IMPRIMA follows on from the “Developing Paediatric Primaquine” project, funded by the EDCTP2 programme (www.dpp-project.org), that aims to develop and clinically validate paediatric forms of primaquine.
The strong commitment of the IMPRIMA consortium players is key to its success and a fundamental step towards eliminating malaria in Africa. At the same time, an important underlying theme is strengthening the technical capabilities of the teams in the field to, particularly, monitor the development of malaria resistance to artemisinin and the partner drugs.
The complementary nature of the partners in the IMPRIMA consortium, the integration of the clinical, sociological, political and educational aspects, plus the diversity of the different epidemiological contexts are valuable elements that should see the successful implementation of the project and its reception by control programmes and the wider malaria community.
The clinical study will generate substantial, real-life evidence on the safety and acceptability of SLDPQ in large number of patients and assess, over two years, whether transmission is reduced and the effect on drugs resistance. The social and political studies, which will also include training activities, will complement the clinical evidence.

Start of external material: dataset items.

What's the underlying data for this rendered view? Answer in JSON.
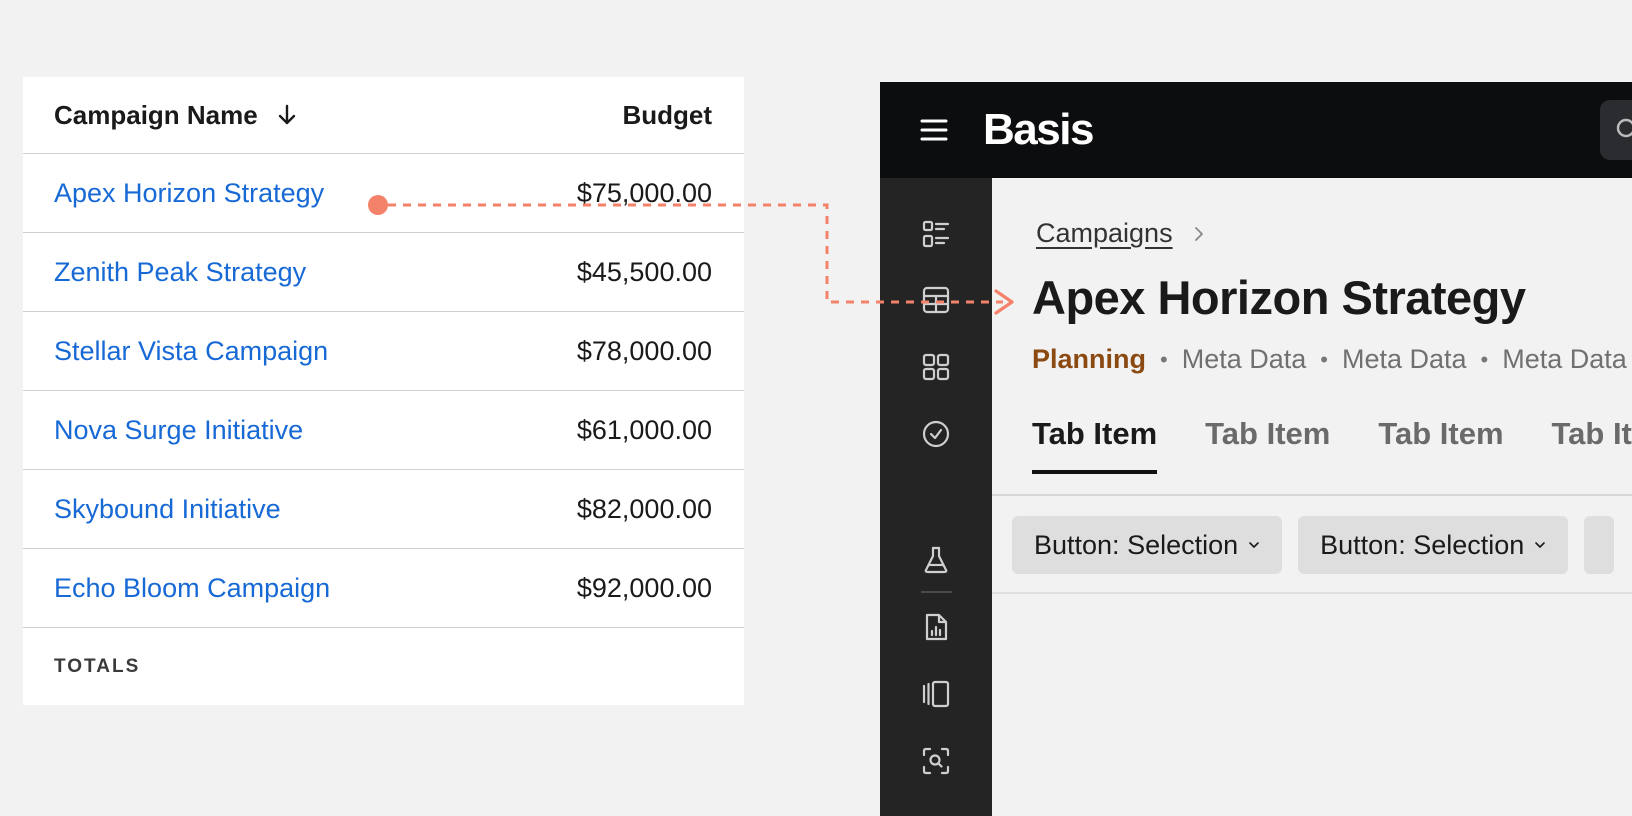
{
  "table": {
    "header": {
      "name": "Campaign Name",
      "budget": "Budget"
    },
    "rows": [
      {
        "name": "Apex Horizon Strategy",
        "budget": "$75,000.00"
      },
      {
        "name": "Zenith Peak Strategy",
        "budget": "$45,500.00"
      },
      {
        "name": "Stellar Vista Campaign",
        "budget": "$78,000.00"
      },
      {
        "name": "Nova Surge Initiative",
        "budget": "$61,000.00"
      },
      {
        "name": "Skybound Initiative",
        "budget": "$82,000.00"
      },
      {
        "name": "Echo Bloom Campaign",
        "budget": "$92,000.00"
      }
    ],
    "totals_label": "TOTALS",
    "sort_icon": "arrow-down-icon"
  },
  "connector": {
    "color": "#f4826a"
  },
  "app": {
    "brand": "Basis",
    "breadcrumb": {
      "parent": "Campaigns"
    },
    "title": "Apex Horizon Strategy",
    "status": "Planning",
    "meta": [
      "Meta Data",
      "Meta Data",
      "Meta Data"
    ],
    "tabs": [
      "Tab Item",
      "Tab Item",
      "Tab Item",
      "Tab Item"
    ],
    "buttons": [
      "Button: Selection",
      "Button: Selection"
    ],
    "nav_icons": [
      "list-icon",
      "table-icon",
      "grid-icon",
      "check-circle-icon",
      "flask-icon",
      "report-icon",
      "carousel-icon",
      "scan-search-icon"
    ]
  },
  "colors": {
    "link": "#1769d6",
    "status": "#8a4a12",
    "topbar": "#0b0d0f",
    "sidenav": "#242424"
  }
}
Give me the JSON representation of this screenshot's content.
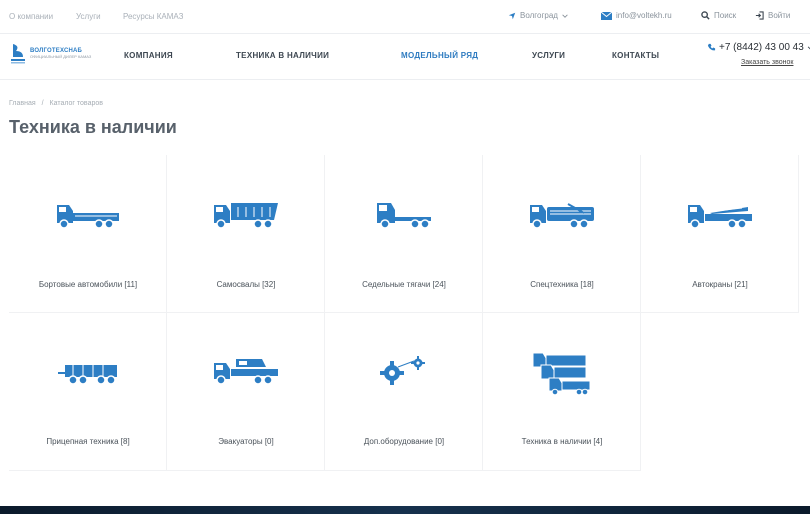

All in all, IMPRIMA aims to instill confidence in the strategy of deploying SLDPQ and its acceptance by communities and policy makers at country and international level.
Timeframe
4-year project from April 2023 to 2027
- One year of preparation
- Two years for field operations
- Final year to take stock and prepare the toolboxes.
DDP & IMPRIMA projects
Complementarity and safety
The flavoured primaquine tablets used in the IMPRIMA project are pharmaceutically certified. The batches intended for the DPP and IMPRIMA clinical trials have been issued with certificates of analysis and they meet international standards of quality (Appendices : investigation document and certificate of analysis). All the technical information required for import permit applications in the three countries has been collected.